“Mrs. McGee?” Kenny asked.
“Uh, yes, Kenny, what is it?”
“I can’t dance.”
“What do you mean, you can’t dance,” McGee asks, “what’s the matter?”
“All the girls are taken” is his simple response.
A look washes over her faces as she takes off her glasses and strolls to the middle of the makeshift dance floor. She then stretches her arms wide (she had an incredible wingspan) and drawled, “No, Kenny…Not all of them.”
With a pained look Kenny steps up and the two do a simple box step, during which Stritch starts to croon “The Man I Love” with Ella Fitzgerald, getting another grimace from Kenny. Quickly Stritch breaks character, laughing and grabs her little costar and dance partner in a big hug. It was such a great, honest moment.

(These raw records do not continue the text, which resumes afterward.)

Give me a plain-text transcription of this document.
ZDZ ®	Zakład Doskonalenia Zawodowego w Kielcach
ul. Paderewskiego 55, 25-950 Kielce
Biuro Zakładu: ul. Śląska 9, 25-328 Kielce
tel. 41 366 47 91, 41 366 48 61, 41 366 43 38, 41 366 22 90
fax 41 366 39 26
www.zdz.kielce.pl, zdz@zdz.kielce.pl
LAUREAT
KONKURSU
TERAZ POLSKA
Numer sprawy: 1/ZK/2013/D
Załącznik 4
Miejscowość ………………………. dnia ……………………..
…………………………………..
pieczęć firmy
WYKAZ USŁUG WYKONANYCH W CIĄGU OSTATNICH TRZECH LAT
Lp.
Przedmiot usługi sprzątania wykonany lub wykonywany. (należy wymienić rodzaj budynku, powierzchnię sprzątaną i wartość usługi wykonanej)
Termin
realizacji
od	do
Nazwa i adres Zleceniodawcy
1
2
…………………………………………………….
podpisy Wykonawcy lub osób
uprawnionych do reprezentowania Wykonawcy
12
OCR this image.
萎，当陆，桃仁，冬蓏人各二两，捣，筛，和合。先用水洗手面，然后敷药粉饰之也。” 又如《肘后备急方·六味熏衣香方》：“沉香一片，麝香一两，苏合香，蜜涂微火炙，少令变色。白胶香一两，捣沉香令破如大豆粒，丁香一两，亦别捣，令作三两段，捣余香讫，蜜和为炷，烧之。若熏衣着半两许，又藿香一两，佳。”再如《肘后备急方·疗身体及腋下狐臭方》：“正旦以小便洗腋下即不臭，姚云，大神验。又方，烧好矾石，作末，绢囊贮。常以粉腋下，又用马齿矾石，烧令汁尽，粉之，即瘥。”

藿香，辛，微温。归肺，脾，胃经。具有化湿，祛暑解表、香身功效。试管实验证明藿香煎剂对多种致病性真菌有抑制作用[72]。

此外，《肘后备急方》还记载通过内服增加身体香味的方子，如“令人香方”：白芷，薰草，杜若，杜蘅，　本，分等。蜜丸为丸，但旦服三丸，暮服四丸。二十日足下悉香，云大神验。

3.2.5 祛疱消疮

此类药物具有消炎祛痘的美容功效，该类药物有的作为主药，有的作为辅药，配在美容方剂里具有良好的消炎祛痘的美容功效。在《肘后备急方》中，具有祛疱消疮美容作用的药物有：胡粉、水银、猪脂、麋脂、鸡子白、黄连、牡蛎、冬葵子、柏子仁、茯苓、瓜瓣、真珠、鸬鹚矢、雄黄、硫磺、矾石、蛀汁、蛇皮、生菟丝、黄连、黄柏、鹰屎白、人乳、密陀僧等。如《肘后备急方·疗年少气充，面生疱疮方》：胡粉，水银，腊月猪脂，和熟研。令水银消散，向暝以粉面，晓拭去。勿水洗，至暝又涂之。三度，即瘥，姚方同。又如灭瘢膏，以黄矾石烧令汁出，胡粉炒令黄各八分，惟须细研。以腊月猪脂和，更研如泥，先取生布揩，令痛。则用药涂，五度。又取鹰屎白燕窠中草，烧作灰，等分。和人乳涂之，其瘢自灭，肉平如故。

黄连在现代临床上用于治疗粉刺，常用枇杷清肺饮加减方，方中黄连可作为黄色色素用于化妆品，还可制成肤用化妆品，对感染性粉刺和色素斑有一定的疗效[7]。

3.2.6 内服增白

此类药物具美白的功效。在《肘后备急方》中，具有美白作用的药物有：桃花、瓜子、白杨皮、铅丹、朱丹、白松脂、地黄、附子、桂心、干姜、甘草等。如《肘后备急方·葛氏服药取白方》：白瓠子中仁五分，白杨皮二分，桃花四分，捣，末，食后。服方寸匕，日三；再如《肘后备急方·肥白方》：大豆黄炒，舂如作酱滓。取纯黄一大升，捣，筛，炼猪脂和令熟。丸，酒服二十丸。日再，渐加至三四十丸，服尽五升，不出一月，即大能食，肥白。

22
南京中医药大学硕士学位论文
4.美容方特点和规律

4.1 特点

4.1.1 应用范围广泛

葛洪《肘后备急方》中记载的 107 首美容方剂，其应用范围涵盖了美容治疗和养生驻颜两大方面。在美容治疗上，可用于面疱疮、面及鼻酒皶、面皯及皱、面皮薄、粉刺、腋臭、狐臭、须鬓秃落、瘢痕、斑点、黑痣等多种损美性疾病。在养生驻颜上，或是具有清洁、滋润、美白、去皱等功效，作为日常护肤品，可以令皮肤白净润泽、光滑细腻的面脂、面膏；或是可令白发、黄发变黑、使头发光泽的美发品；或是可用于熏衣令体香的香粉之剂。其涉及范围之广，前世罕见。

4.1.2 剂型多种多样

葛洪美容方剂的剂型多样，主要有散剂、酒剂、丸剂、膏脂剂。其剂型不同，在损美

I always thought Elaine Stritch was just fabulous. I loved everything about her: her attitude, her looks, her voice. I played her At Liberty CD over and over again. She was a born story teller, and she had a lot of stories to share.
Whenever I think of Elaine Stritch I always go back, though, to that day in the AMC River East Theater. She was making an appearance to promote the documentary Just Shoot Me, which chronicled her life and work. During the brief Q&A the host veered strangely onto the topic of Angela Lansbury, and before long, Stritch bristled and barked, “Can we stop talking about Angela Lansbury?”
Rest in peace, Elaine Stritch – a woman who personified the words “irascible” and “talented.”